— Les monstres n’existent pas. On a tous ça en nous. Je ne suis pas pire que lui. Mais pas meilleure.
— Ça, c’est parce que vous n’avez jamais rencontré de vrais monstres. Mais quand on commence à manquer de tout, les vrais caractères se montrent.
Lorsque la majorité de la masse s’inverse, le reste suit, comme un champ de petits aimants qui changerait de polarité, comme si nous n’existions pas en tant qu’individus mais en tant que parties d’un tout que l’on manipule aisément. Balles de glaise que les mots peuvent modeler à leur aise.
L’obéissance de la foule la sidère. L’humanité n’est qu’un troupeau aveugle.
Je ne donnerai plus jamais d’ordre. Plus jamais.
Quitte à ce que le troupeau aveugle piétine tout sur son passage, Danièle préfère s’écarter de son chemin et ne plus prendre la responsabilité de le diriger. Elle n’a pas la vocation d’être bergère, juste de faire taire cette souffrance éternelle. C’est elle qui a besoin d’aide en vérité.
Il lui faut du temps pour réaliser qu’elle serre encore dans sa main cette lame qui ne devrait être qu’un inoffensif couteau à hacher des légumes. Car les armes n’existent que dans la main de ceux qui les utilisent. Les objets sont innocents, pas les humains.
Le mal n’est qu’une forme de moisissure qui plonge ses racines en chacun de nous. Danièle sait que les monstres n’existent pas, ils sont dans notre chair comme autant de ramifications de la pourriture qui déforme les âmes depuis que l’humanité est née. Si on ne l’attaque pas, on en devient la proie.
Comment peut-on frapper quelqu’un comme ça ? Comportement immonde. Un ordre ne suffira pas. Certains humains valent moins que ça.
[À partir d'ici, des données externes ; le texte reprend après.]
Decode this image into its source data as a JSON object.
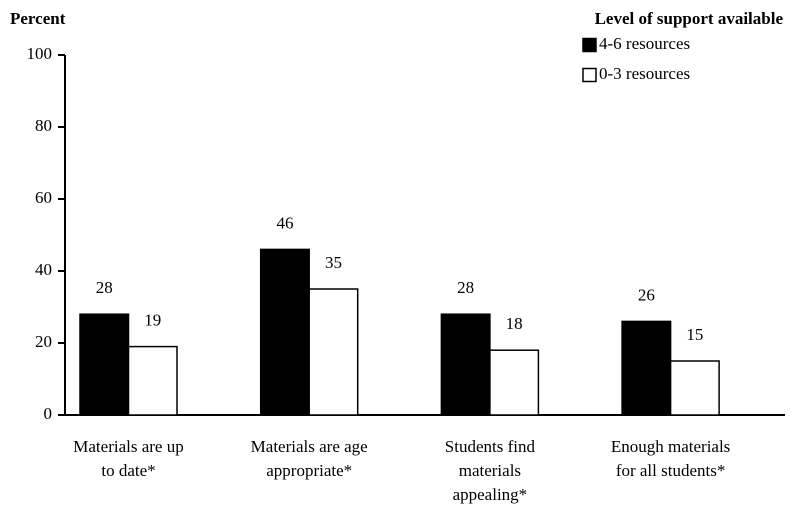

Les monstres n’existent pas. On a tous ça en nous. Je ne suis pas pire que lui. Mais pas meilleure.
Brouillard à l’ammoniaque et pluies acides sèment la mort dans le monde entier. Seuls les pays désertiques sont épargnés et auront peut-être le temps de se préparer et de protéger leurs écosystèmes. La faune, la flore, les océans, les sols calcaires… Il paraît que la Terre est condamnée à être détruite si on ne fait rien. « On » étant les scientifiques et les politiciens qui commencent déjà à vouloir jouer les apprentis sorciers.
L’humanité est laide, certes, mais en arrivant dans ce pays, Danièle a découvert que l’espoir existait encore. Les gens qui vous proposent de l’aide dans la rue, la patience de ne pas vous bousculer dans les escalators, de ne pas se précipiter le premier dans une rame de métro, de faire la queue à l’arrêt de bus… Ici, le civisme existe encore.
Il vaut mieux économiser son souffle pour son ennemi, qui l’observe de loin avec de mauvaises intentions dans le regard. Elle relève la tête, bravache, et se met aux fourneaux pour nourrir les petits car leur mère n’ose pas resquiller.